Types of personal loan

The following is the list of the types of personal loan available in India:

  • Wedding loan
  • Vacation loan
  • Festival loan
  • Home renovation loan
  • Consumer durables loan
  • Top -up loan
  • Personal computer loan

Personal Loans used for Business Purposes

When a personal loan has been invested in your business, the interest paid can be claimed as a business expense. This will bring down the tax liability of the borrower and reduce the net taxable profits of the business that they have invested in. There is no cap on the amount that can be claimed in this case.

Personal Loans used for Purchasing or Constructing Residential Property

One can avail tax benefits from their personal loan if they have used the personal loan money for the purchase or construction of a residential property. The borrower can avail tax benefits for repayment of interest for the same under Section 24 of the Income Tax Act, 1961. There is no cap on the maximum amount that can be claimed if the house has been rented out to someone else. However maximum loss that can be claimed under the head House Property is Rs. 2,00,000. It is important that the borrower be the owner of the property in order to avail tax benefits.

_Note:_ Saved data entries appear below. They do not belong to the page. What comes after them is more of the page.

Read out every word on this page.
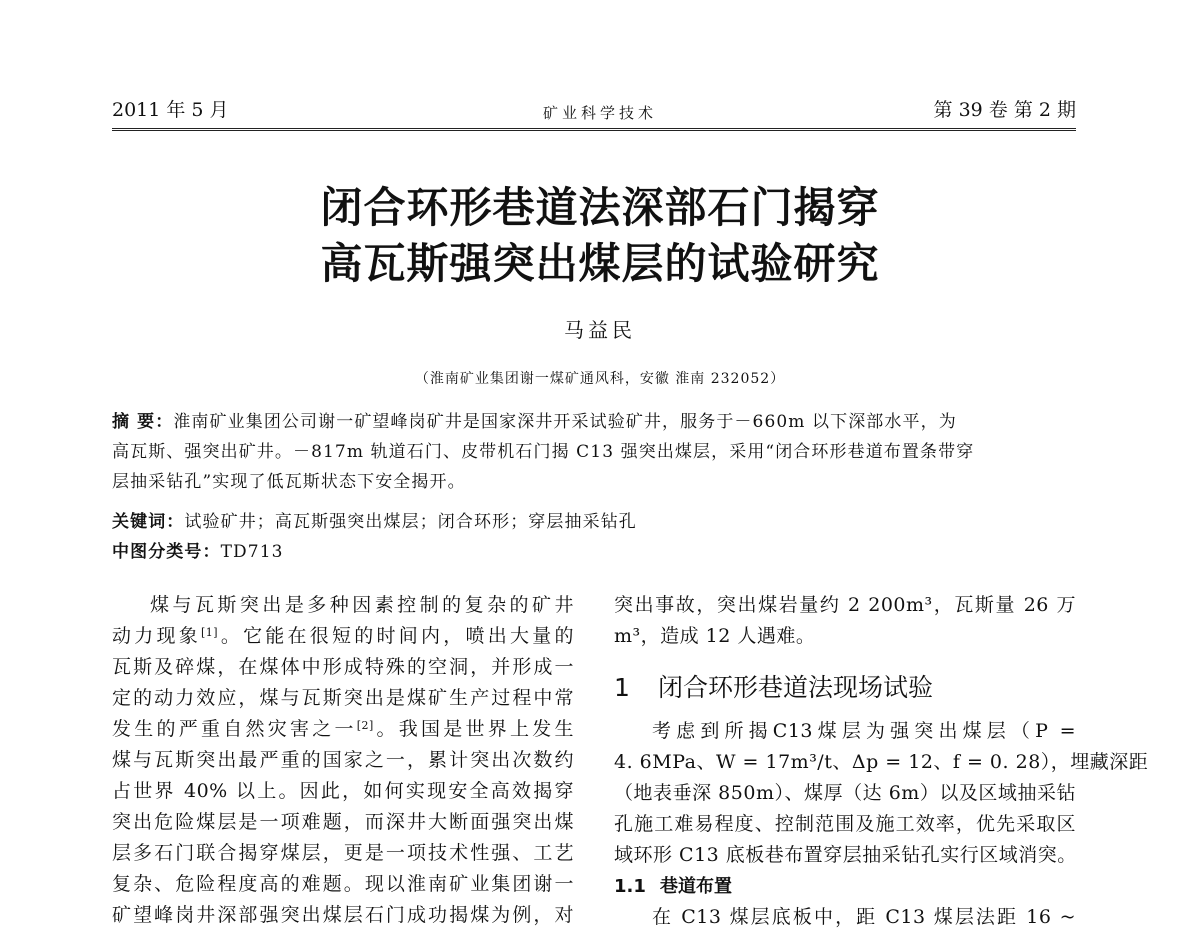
2011 年 5 月	矿业科学技术	第 39 卷 第 2 期
闭合环形巷道法深部石门揭穿
高瓦斯强突出煤层的试验研究
马益民
（淮南矿业集团谢一煤矿通风科，安徽 淮南 232052）
摘 要：淮南矿业集团公司谢一矿望峰岗矿井是国家深井开采试验矿井，服务于－660m 以下深部水平，为
高瓦斯、强突出矿井。－817m 轨道石门、皮带机石门揭 C13 强突出煤层，采用“闭合环形巷道布置条带穿
层抽采钻孔”实现了低瓦斯状态下安全揭开。
关键词：试验矿井；高瓦斯强突出煤层；闭合环形；穿层抽采钻孔
中图分类号：TD713

煤与瓦斯突出是多种因素控制的复杂的矿井

动力现象[1]。它能在很短的时间内，喷出大量的

瓦斯及碎煤，在煤体中形成特殊的空洞，并形成一

定的动力效应，煤与瓦斯突出是煤矿生产过程中常

发生的严重自然灾害之一[2]。我国是世界上发生

煤与瓦斯突出最严重的国家之一，累计突出次数约

占世界 40% 以上。因此，如何实现安全高效揭穿

突出危险煤层是一项难题，而深井大断面强突出煤

层多石门联合揭穿煤层，更是一项技术性强、工艺

复杂、危险程度高的难题。现以淮南矿业集团谢一

矿望峰岗井深部强突出煤层石门成功揭煤为例，对

突出事故，突出煤岩量约 2 200m³，瓦斯量 26 万

m³，造成 12 人遇难。

1 闭合环形巷道法现场试验

考虑到所揭C13煤层为强突出煤层（P =

4. 6MPa、W = 17m³/t、Δp = 12、f = 0. 28），埋藏深距

（地表垂深 850m）、煤厚（达 6m）以及区域抽采钻

孔施工难易程度、控制范围及施工效率，优先采取区

域环形 C13 底板巷布置穿层抽采钻孔实行区域消突。

1.1 巷道布置

在 C13 煤层底板中，距 C13 煤层法距 16 ~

Under section 24(b) of the Income Tax Act, tax deductions on the interest paid may be made if the personal loan amount is used to finance a down payment on a home or renovations.

You need to submit a certificate issued by your credit provider, mostly banks, certifying the loan was utilized for this purpose.

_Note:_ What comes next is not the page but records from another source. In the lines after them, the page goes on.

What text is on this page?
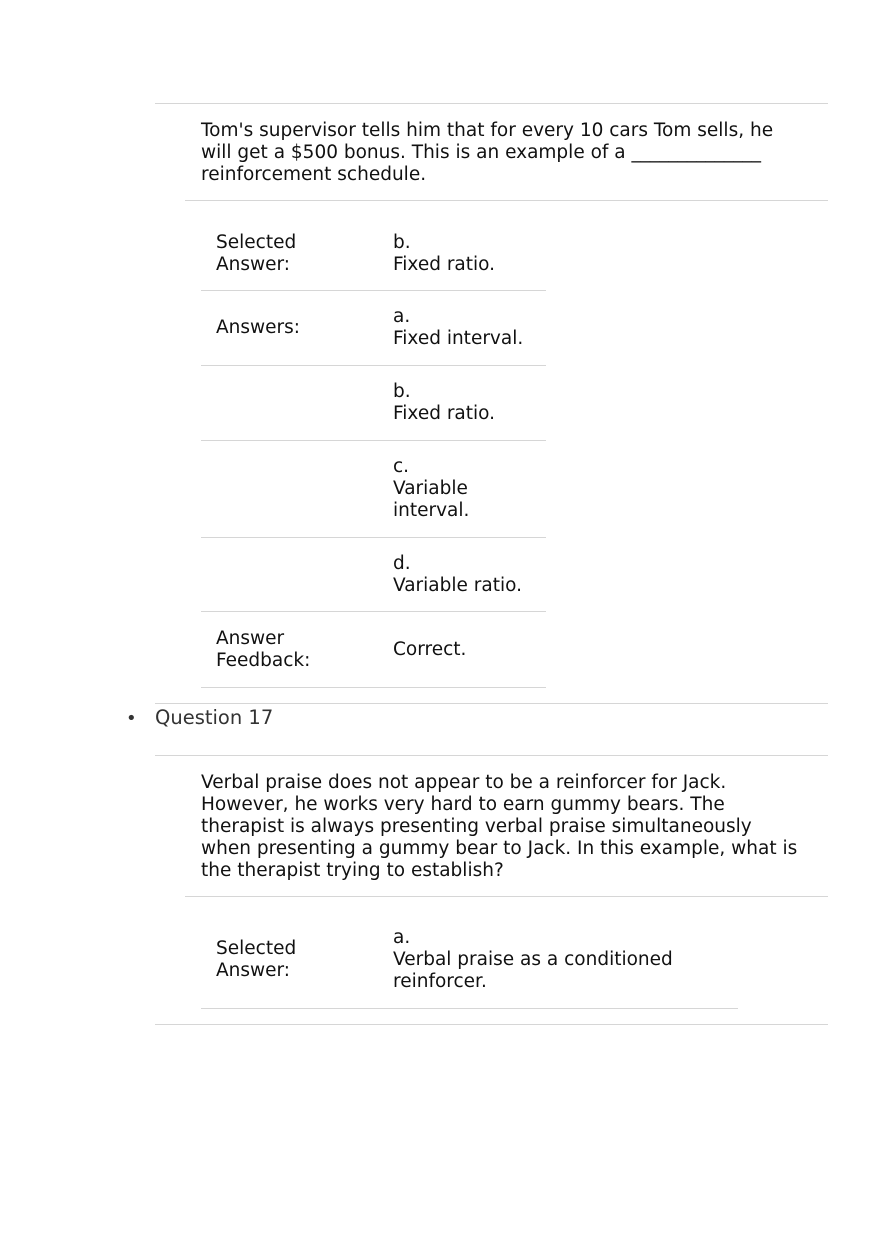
Tom's supervisor tells him that for every 10 cars Tom sells, he
will get a $500 bonus. This is an example of a ______________
reinforcement schedule.
Selected
Answer:
b.
Fixed ratio.
Answers:
a.
Fixed interval.
b.
Fixed ratio.
c.
Variable
interval.
d.
Variable ratio.
Answer
Feedback:
Correct.
• Question 17
Verbal praise does not appear to be a reinforcer for Jack.
However, he works very hard to earn gummy bears. The
therapist is always presenting verbal praise simultaneously
when presenting a gummy bear to Jack. In this example, what is
the therapist trying to establish?
Selected
Answer:
a.
Verbal praise as a conditioned
reinforcer.
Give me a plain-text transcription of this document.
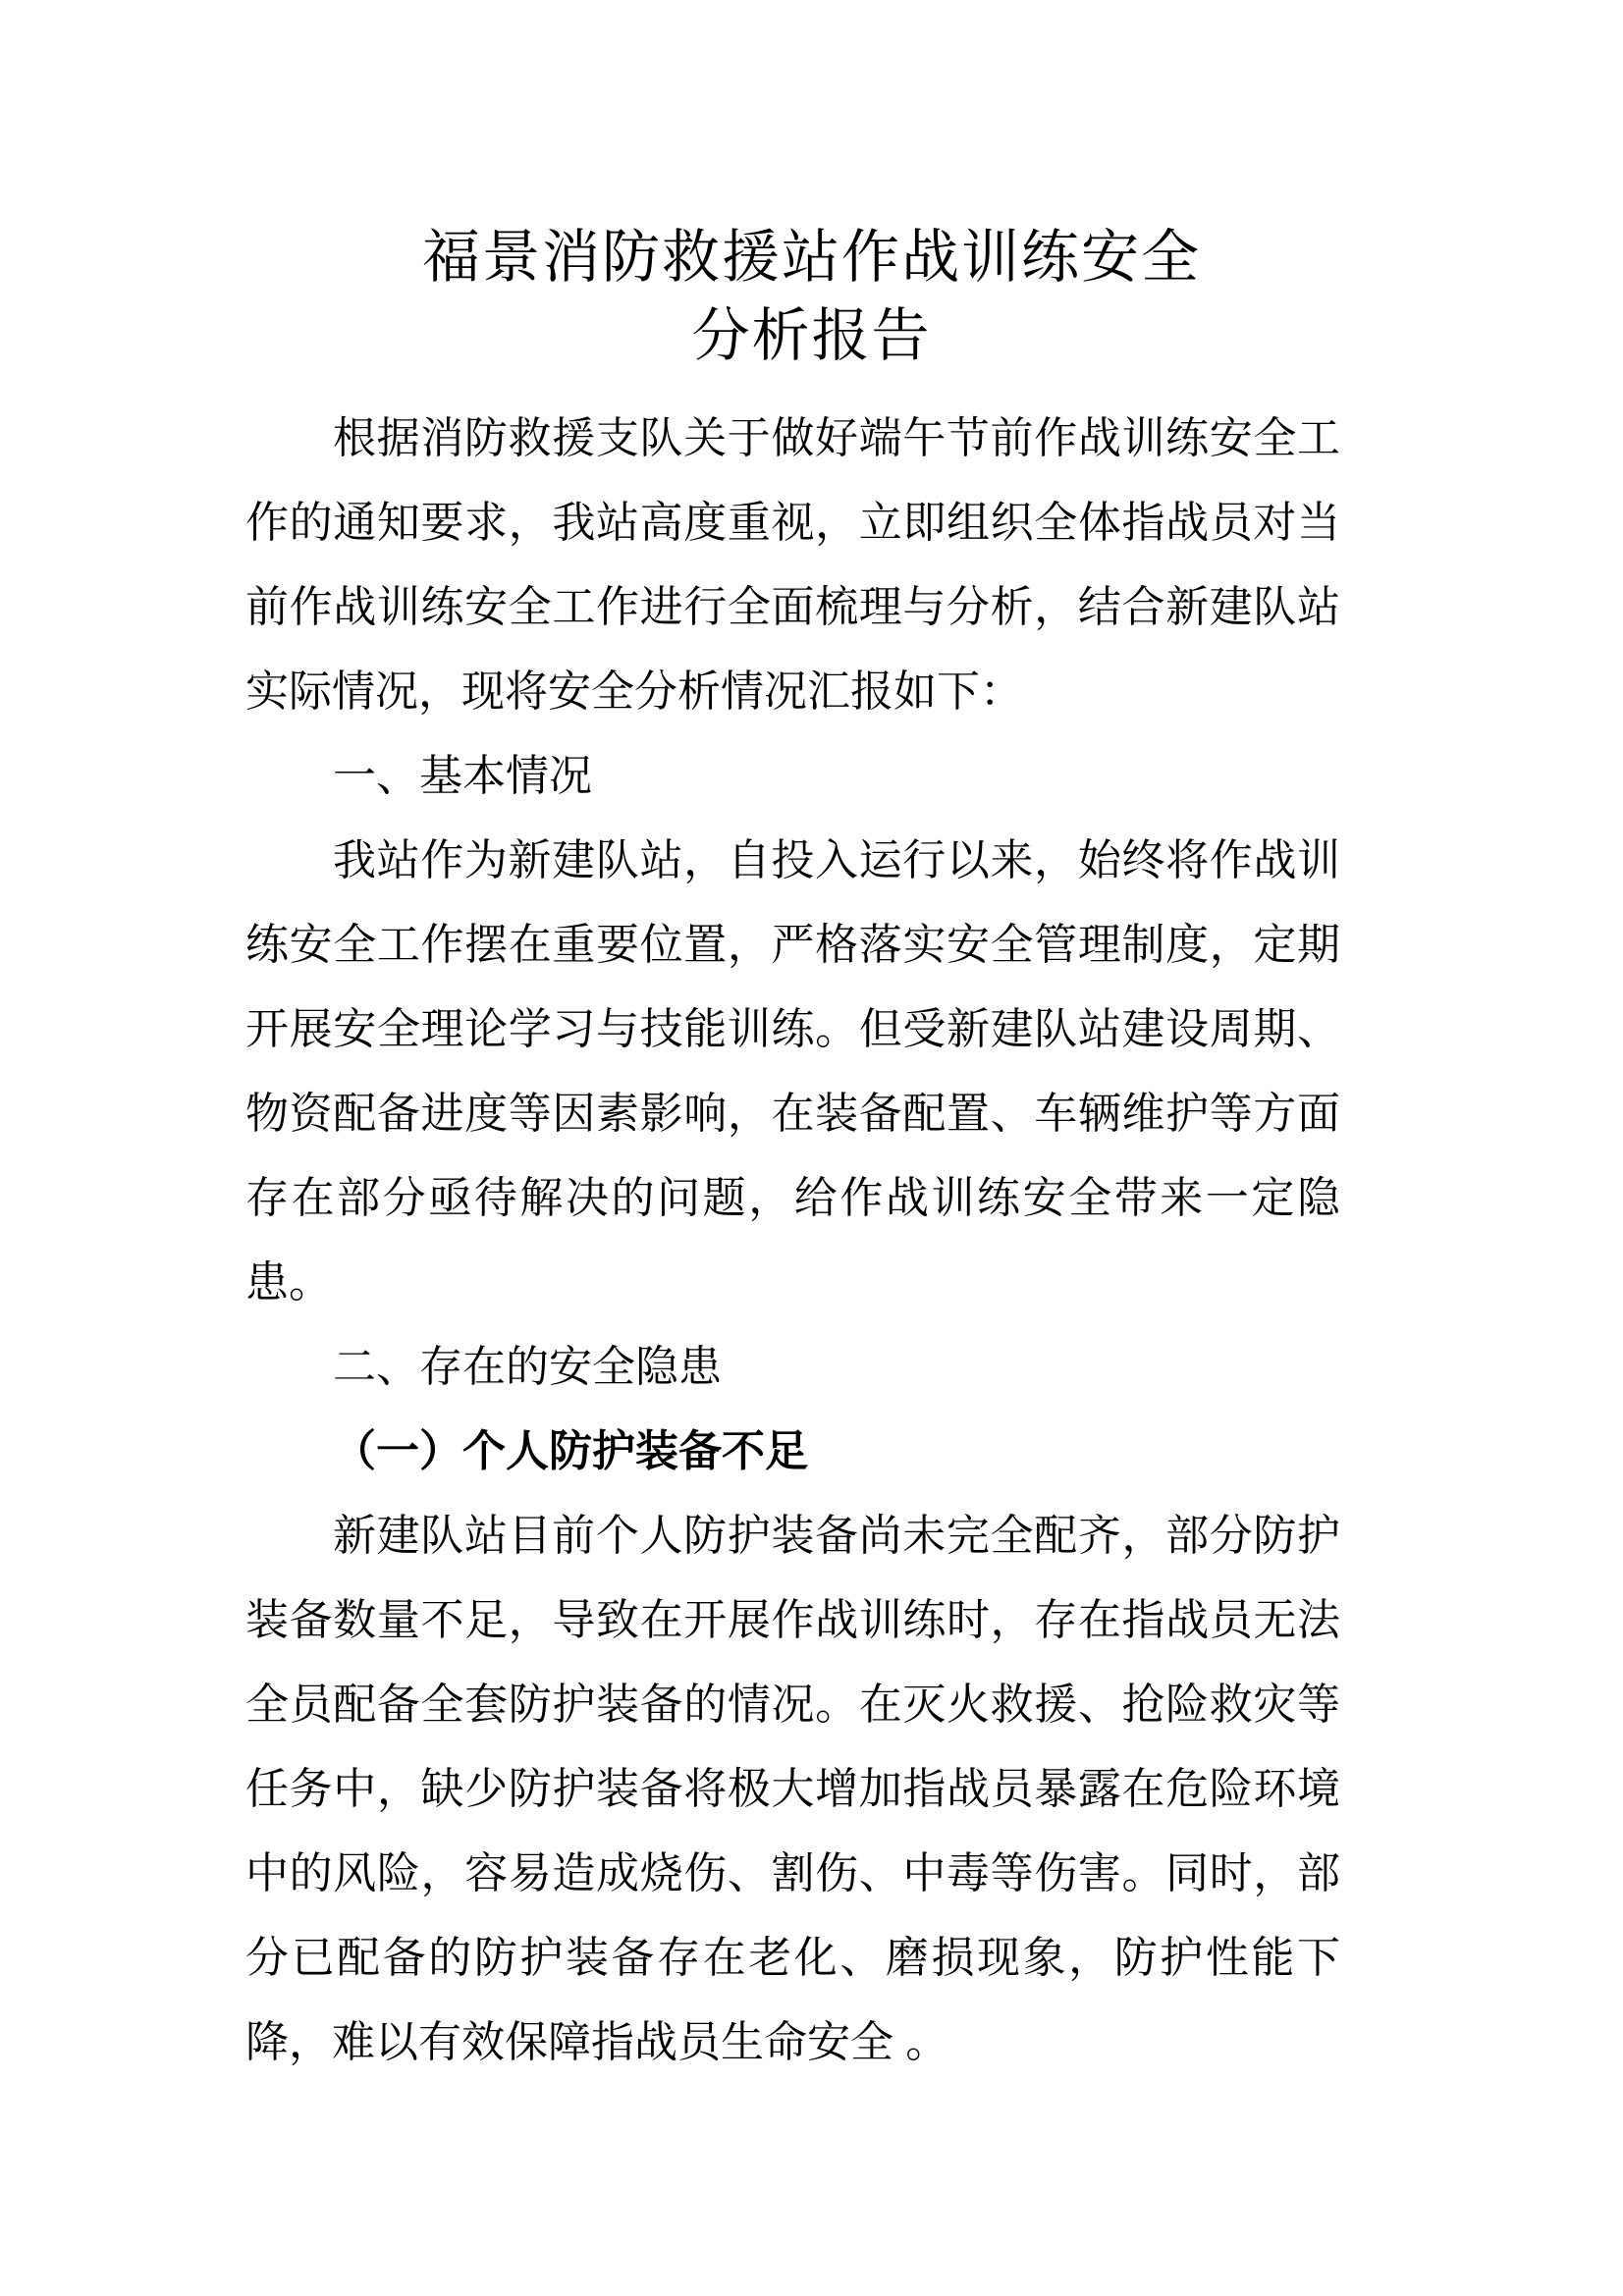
福景消防救援站作战训练安全
分析报告
根据消防救援支队关于做好端午节前作战训练安全工
作的通知要求，我站高度重视，立即组织全体指战员对当
前作战训练安全工作进行全面梳理与分析，结合新建队站
实际情况，现将安全分析情况汇报如下：
一、基本情况
我站作为新建队站，自投入运行以来，始终将作战训
练安全工作摆在重要位置，严格落实安全管理制度，定期
开展安全理论学习与技能训练。但受新建队站建设周期、
物资配备进度等因素影响，在装备配置、车辆维护等方面
存在部分亟待解决的问题，给作战训练安全带来一定隐
患。
二、存在的安全隐患
（一）个人防护装备不足
新建队站目前个人防护装备尚未完全配齐，部分防护
装备数量不足，导致在开展作战训练时，存在指战员无法
全员配备全套防护装备的情况。在灭火救援、抢险救灾等
任务中，缺少防护装备将极大增加指战员暴露在危险环境
中的风险，容易造成烧伤、割伤、中毒等伤害。同时，部
分已配备的防护装备存在老化、磨损现象，防护性能下
降，难以有效保障指战员生命安全 。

Personal Loans used for Purchasing Any Asset

The interest paid on a personal loan used to purchase assets such as securities, jewellery, or non-residential properties is not technically a tax-deductible expense. However, the personal loan used to buy shares, jewellery or non-residential property can also provide tax benefits since the interest paid adds to the acquisition cost. This leads to reduced capital gains tax upon sale.

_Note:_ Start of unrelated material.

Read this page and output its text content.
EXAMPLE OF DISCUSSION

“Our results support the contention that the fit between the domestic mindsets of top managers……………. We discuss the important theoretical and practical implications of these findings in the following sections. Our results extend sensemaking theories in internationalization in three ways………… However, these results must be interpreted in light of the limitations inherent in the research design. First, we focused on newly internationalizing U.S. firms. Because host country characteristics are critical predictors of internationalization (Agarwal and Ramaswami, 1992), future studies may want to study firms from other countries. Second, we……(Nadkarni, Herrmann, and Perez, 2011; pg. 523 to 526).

The interest paid raises the cost of acquisition when borrowed funds are used for commercial endeavors or the purchase of assets. Because of this, the capital gains are lower, which lowers the tax bill.

Conclusion

Despite the Income Tax Act not clearly stating tax-deductions on personal loans, you can still avail tax benefits on them. The reason why you took the loan is the major consideration when granting tax deductions only on interest payments on personal loans, never the principal amount. To conclude, you can avail tax deductions if you use the personal loan amount for purposes that come with tax benefits. Always make sure you understand the specifics of the loan you opt for before zeroing in.